633 Bourke St, Surry Hills (Sydney)
Phone: (02) 9699 1011
The last of my Sydney posts (for now)is about the Bourke Street Bakery. My cousin took me there after breakfast at Fifi Foveaux’s, so we weren’t really hungry. But it was on my to-do list, and it was just down the road from where he lives in Surry Hills, so we thought we’d head down anyway.
Apparently the Bourke Street Bakery is now a chain, with other outlets in Ultimo and Marrickville. But as with most places which branch out, the original is often the best. This place is still so good that people line up around the corner just to get their baked wares, and like us, eat them in the park across the road!

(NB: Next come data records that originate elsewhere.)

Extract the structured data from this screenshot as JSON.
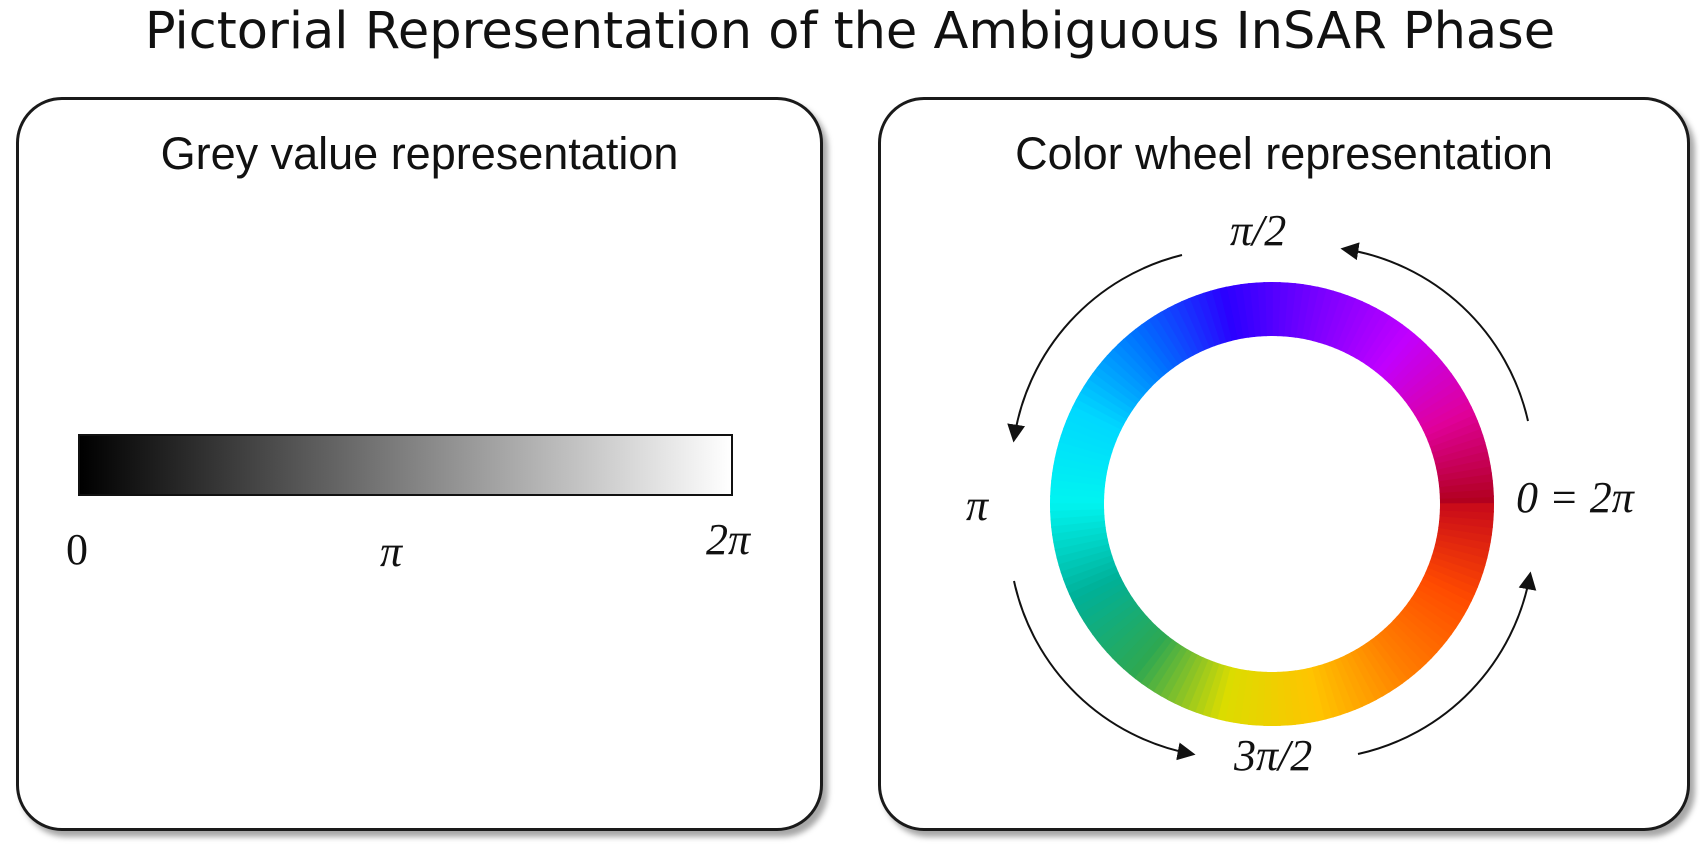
{
  "title": "Pictorial Representation of the Ambiguous InSAR Phase",
  "grey_panel": {
    "title": "Grey value representation",
    "labels": {
      "start": "0",
      "middle": "π",
      "end": "2π"
    }
  },
  "wheel_panel": {
    "title": "Color wheel representation",
    "labels": {
      "top": "π/2",
      "left": "π",
      "right": "0 = 2π",
      "bottom": "3π/2"
    }
  },
  "colors": {
    "grey_start": "#000000",
    "grey_end": "#ffffff",
    "wheel_stops": [
      "#b0001a",
      "#e0009c",
      "#c000ff",
      "#7a00ff",
      "#2b00ff",
      "#0070ff",
      "#00d8ff",
      "#00f4f0",
      "#00b098",
      "#2ea851",
      "#dcdc00",
      "#ffc400",
      "#ff7e00",
      "#ff4a00",
      "#c80a1a"
    ]
  }
}
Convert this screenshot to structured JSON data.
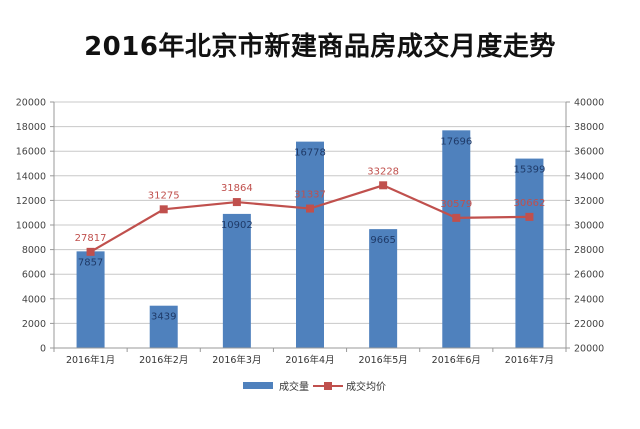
{
  "title": "2016年北京市新建商品房成交月度走势",
  "colors": {
    "bar": "#4f81bd",
    "line": "#c0504d",
    "grid": "#c8c8c8",
    "label_volume": "#1f3a68",
    "label_price": "#c0504d"
  },
  "chart_data": {
    "type": "bar+line",
    "title": "2016年北京市新建商品房成交月度走势",
    "categories": [
      "2016年1月",
      "2016年2月",
      "2016年3月",
      "2016年4月",
      "2016年5月",
      "2016年6月",
      "2016年7月"
    ],
    "series": [
      {
        "name": "成交量",
        "type": "bar",
        "axis": "left",
        "values": [
          7857,
          3439,
          10902,
          16778,
          9665,
          17696,
          15399
        ]
      },
      {
        "name": "成交均价",
        "type": "line",
        "axis": "right",
        "values": [
          27817,
          31275,
          31864,
          31337,
          33228,
          30579,
          30662
        ]
      }
    ],
    "y_left": {
      "min": 0,
      "max": 20000,
      "step": 2000,
      "ticks": [
        "0",
        "2000",
        "4000",
        "6000",
        "8000",
        "10000",
        "12000",
        "14000",
        "16000",
        "18000",
        "20000"
      ]
    },
    "y_right": {
      "min": 20000,
      "max": 40000,
      "step": 2000,
      "ticks": [
        "20000",
        "22000",
        "24000",
        "26000",
        "28000",
        "30000",
        "32000",
        "34000",
        "36000",
        "38000",
        "40000"
      ]
    },
    "grid": true,
    "legend_position": "bottom",
    "xlabel": "",
    "ylabel": ""
  },
  "legend": [
    {
      "label": "成交量",
      "kind": "bar"
    },
    {
      "label": "成交均价",
      "kind": "line"
    }
  ]
}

Having read about the pork and fennel sausage rolls on Claire’s blog
months ago, I didn’t really need to read what was on offer on the board, or peruse the baked goods for very long. My cousin similarly recommended the pork and fennel sausage rolls, so the choice was pretty much made for me.

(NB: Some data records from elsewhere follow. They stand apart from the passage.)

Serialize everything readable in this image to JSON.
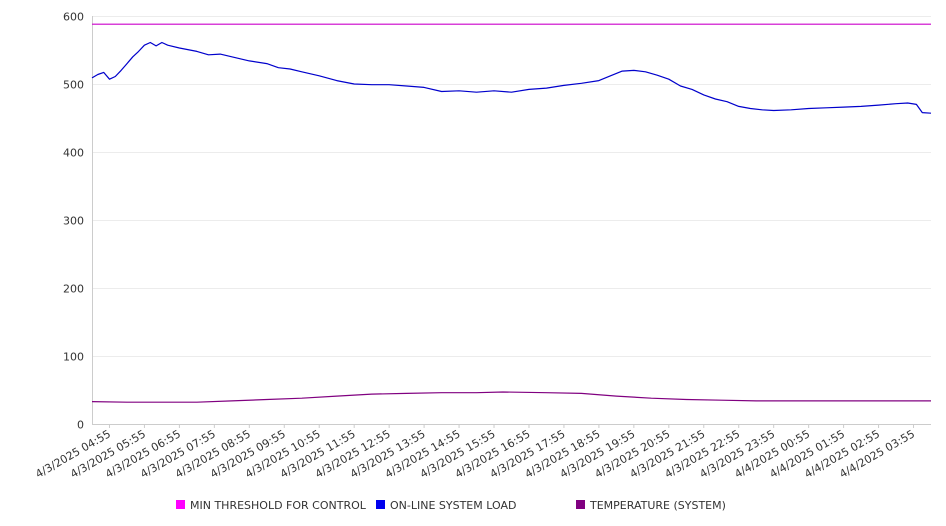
{
  "chart_data": {
    "type": "line",
    "title": "",
    "xlabel": "",
    "ylabel": "",
    "ylim": [
      0,
      600
    ],
    "y_ticks": [
      "0",
      "100",
      "200",
      "300",
      "400",
      "500",
      "600"
    ],
    "x_tick_labels": [
      "4/3/2025 04:55",
      "4/3/2025 05:55",
      "4/3/2025 06:55",
      "4/3/2025 07:55",
      "4/3/2025 08:55",
      "4/3/2025 09:55",
      "4/3/2025 10:55",
      "4/3/2025 11:55",
      "4/3/2025 12:55",
      "4/3/2025 13:55",
      "4/3/2025 14:55",
      "4/3/2025 15:55",
      "4/3/2025 16:55",
      "4/3/2025 17:55",
      "4/3/2025 18:55",
      "4/3/2025 19:55",
      "4/3/2025 20:55",
      "4/3/2025 21:55",
      "4/3/2025 22:55",
      "4/3/2025 23:55",
      "4/4/2025 00:55",
      "4/4/2025 01:55",
      "4/4/2025 02:55",
      "4/4/2025 03:55"
    ],
    "x_range": [
      "4/3/2025 04:25",
      "4/4/2025 04:25"
    ],
    "grid": "horizontal",
    "legend_placement": "bottom",
    "series": [
      {
        "name": "MIN THRESHOLD FOR CONTROL",
        "color": "#ff00ff",
        "line_color": "#cc00cc",
        "points": [
          [
            "4/3/2025 04:25",
            588
          ],
          [
            "4/4/2025 04:25",
            588
          ]
        ]
      },
      {
        "name": "ON-LINE SYSTEM LOAD",
        "color": "#0000ee",
        "line_color": "#0000cc",
        "points": [
          [
            "4/3/2025 04:25",
            509
          ],
          [
            "4/3/2025 04:35",
            514
          ],
          [
            "4/3/2025 04:45",
            517
          ],
          [
            "4/3/2025 04:55",
            507
          ],
          [
            "4/3/2025 05:05",
            511
          ],
          [
            "4/3/2025 05:15",
            520
          ],
          [
            "4/3/2025 05:25",
            530
          ],
          [
            "4/3/2025 05:35",
            540
          ],
          [
            "4/3/2025 05:45",
            548
          ],
          [
            "4/3/2025 05:55",
            557
          ],
          [
            "4/3/2025 06:05",
            561
          ],
          [
            "4/3/2025 06:15",
            556
          ],
          [
            "4/3/2025 06:25",
            561
          ],
          [
            "4/3/2025 06:35",
            557
          ],
          [
            "4/3/2025 06:55",
            553
          ],
          [
            "4/3/2025 07:25",
            548
          ],
          [
            "4/3/2025 07:45",
            543
          ],
          [
            "4/3/2025 08:05",
            544
          ],
          [
            "4/3/2025 08:25",
            540
          ],
          [
            "4/3/2025 08:55",
            534
          ],
          [
            "4/3/2025 09:25",
            530
          ],
          [
            "4/3/2025 09:45",
            524
          ],
          [
            "4/3/2025 10:05",
            522
          ],
          [
            "4/3/2025 10:25",
            518
          ],
          [
            "4/3/2025 10:55",
            512
          ],
          [
            "4/3/2025 11:25",
            505
          ],
          [
            "4/3/2025 11:55",
            500
          ],
          [
            "4/3/2025 12:25",
            499
          ],
          [
            "4/3/2025 12:55",
            499
          ],
          [
            "4/3/2025 13:25",
            497
          ],
          [
            "4/3/2025 13:55",
            495
          ],
          [
            "4/3/2025 14:25",
            489
          ],
          [
            "4/3/2025 14:55",
            490
          ],
          [
            "4/3/2025 15:25",
            488
          ],
          [
            "4/3/2025 15:55",
            490
          ],
          [
            "4/3/2025 16:25",
            488
          ],
          [
            "4/3/2025 16:55",
            492
          ],
          [
            "4/3/2025 17:25",
            494
          ],
          [
            "4/3/2025 17:55",
            498
          ],
          [
            "4/3/2025 18:25",
            501
          ],
          [
            "4/3/2025 18:55",
            505
          ],
          [
            "4/3/2025 19:15",
            512
          ],
          [
            "4/3/2025 19:35",
            519
          ],
          [
            "4/3/2025 19:55",
            520
          ],
          [
            "4/3/2025 20:15",
            518
          ],
          [
            "4/3/2025 20:35",
            513
          ],
          [
            "4/3/2025 20:55",
            507
          ],
          [
            "4/3/2025 21:15",
            497
          ],
          [
            "4/3/2025 21:35",
            492
          ],
          [
            "4/3/2025 21:55",
            484
          ],
          [
            "4/3/2025 22:15",
            478
          ],
          [
            "4/3/2025 22:35",
            474
          ],
          [
            "4/3/2025 22:55",
            467
          ],
          [
            "4/3/2025 23:15",
            464
          ],
          [
            "4/3/2025 23:35",
            462
          ],
          [
            "4/3/2025 23:55",
            461
          ],
          [
            "4/4/2025 00:25",
            462
          ],
          [
            "4/4/2025 00:55",
            464
          ],
          [
            "4/4/2025 01:25",
            465
          ],
          [
            "4/4/2025 01:55",
            466
          ],
          [
            "4/4/2025 02:25",
            467
          ],
          [
            "4/4/2025 02:55",
            469
          ],
          [
            "4/4/2025 03:25",
            471
          ],
          [
            "4/4/2025 03:45",
            472
          ],
          [
            "4/4/2025 04:00",
            470
          ],
          [
            "4/4/2025 04:10",
            458
          ],
          [
            "4/4/2025 04:25",
            457
          ]
        ]
      },
      {
        "name": "TEMPERATURE (SYSTEM)",
        "color": "#800080",
        "line_color": "#800080",
        "points": [
          [
            "4/3/2025 04:25",
            33
          ],
          [
            "4/3/2025 05:25",
            32
          ],
          [
            "4/3/2025 07:25",
            32
          ],
          [
            "4/3/2025 08:25",
            34
          ],
          [
            "4/3/2025 09:25",
            36
          ],
          [
            "4/3/2025 10:25",
            38
          ],
          [
            "4/3/2025 11:25",
            41
          ],
          [
            "4/3/2025 12:25",
            44
          ],
          [
            "4/3/2025 13:25",
            45
          ],
          [
            "4/3/2025 14:25",
            46
          ],
          [
            "4/3/2025 15:25",
            46
          ],
          [
            "4/3/2025 16:10",
            47
          ],
          [
            "4/3/2025 17:25",
            46
          ],
          [
            "4/3/2025 18:25",
            45
          ],
          [
            "4/3/2025 19:25",
            41
          ],
          [
            "4/3/2025 20:25",
            38
          ],
          [
            "4/3/2025 21:25",
            36
          ],
          [
            "4/3/2025 22:25",
            35
          ],
          [
            "4/3/2025 23:25",
            34
          ],
          [
            "4/4/2025 01:25",
            34
          ],
          [
            "4/4/2025 04:25",
            34
          ]
        ]
      }
    ]
  }
}
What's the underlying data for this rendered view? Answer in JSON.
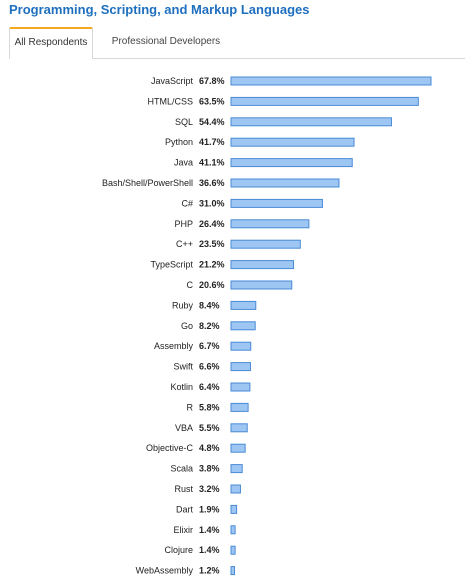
{
  "header": {
    "title": "Programming, Scripting, and Markup Languages"
  },
  "tabs": [
    {
      "label": "All Respondents",
      "active": true
    },
    {
      "label": "Professional Developers",
      "active": false
    }
  ],
  "colors": {
    "title": "#1f6fbf",
    "active_tab_accent": "#f5a623",
    "bar_fill": "#9ec6f3",
    "bar_stroke": "#4a8bd6"
  },
  "chart_data": {
    "type": "bar",
    "orientation": "horizontal",
    "title": "",
    "xlabel": "",
    "ylabel": "",
    "xlim": [
      0,
      67.8
    ],
    "grid": false,
    "legend": "none",
    "categories": [
      "JavaScript",
      "HTML/CSS",
      "SQL",
      "Python",
      "Java",
      "Bash/Shell/PowerShell",
      "C#",
      "PHP",
      "C++",
      "TypeScript",
      "C",
      "Ruby",
      "Go",
      "Assembly",
      "Swift",
      "Kotlin",
      "R",
      "VBA",
      "Objective-C",
      "Scala",
      "Rust",
      "Dart",
      "Elixir",
      "Clojure",
      "WebAssembly"
    ],
    "values": [
      67.8,
      63.5,
      54.4,
      41.7,
      41.1,
      36.6,
      31.0,
      26.4,
      23.5,
      21.2,
      20.6,
      8.4,
      8.2,
      6.7,
      6.6,
      6.4,
      5.8,
      5.5,
      4.8,
      3.8,
      3.2,
      1.9,
      1.4,
      1.4,
      1.2
    ],
    "value_labels": [
      "67.8%",
      "63.5%",
      "54.4%",
      "41.7%",
      "41.1%",
      "36.6%",
      "31.0%",
      "26.4%",
      "23.5%",
      "21.2%",
      "20.6%",
      "8.4%",
      "8.2%",
      "6.7%",
      "6.6%",
      "6.4%",
      "5.8%",
      "5.5%",
      "4.8%",
      "3.8%",
      "3.2%",
      "1.9%",
      "1.4%",
      "1.4%",
      "1.2%"
    ]
  }
}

I’d also seen these little beauties on Claire’s post, and being a big ginger fan, couldn’t go past them.
The sausage roll didn’t disappoint. The photo doesn’t really do it justice, but trust me when I say this is about three cuts above your average sausage roll. There’s virtually no flour/breadcrumb filler, so you don’t get that pasty texture, and instead there’s the firm springiness of real mince. The flavour is phenomenal, and the pastry was rich and flaky. It reminded me of a patechaud/pateso
, only substitute the pepper for fennel.
I should note that I managed to get the recipe for these sausage rolls from a friend who has the cookbook
, and have since made them at home. I just used store-bought pastry, but they turned out spectacularly well!
The ginger brulee tart was wonderfully sweet and the custard filling was smooth, though I would have liked a little more of a ginger bite. The brulee top was light and thin, but perfectly crunchy.
If you’re ever in Sydney, get thee to a Bourke Street bakery!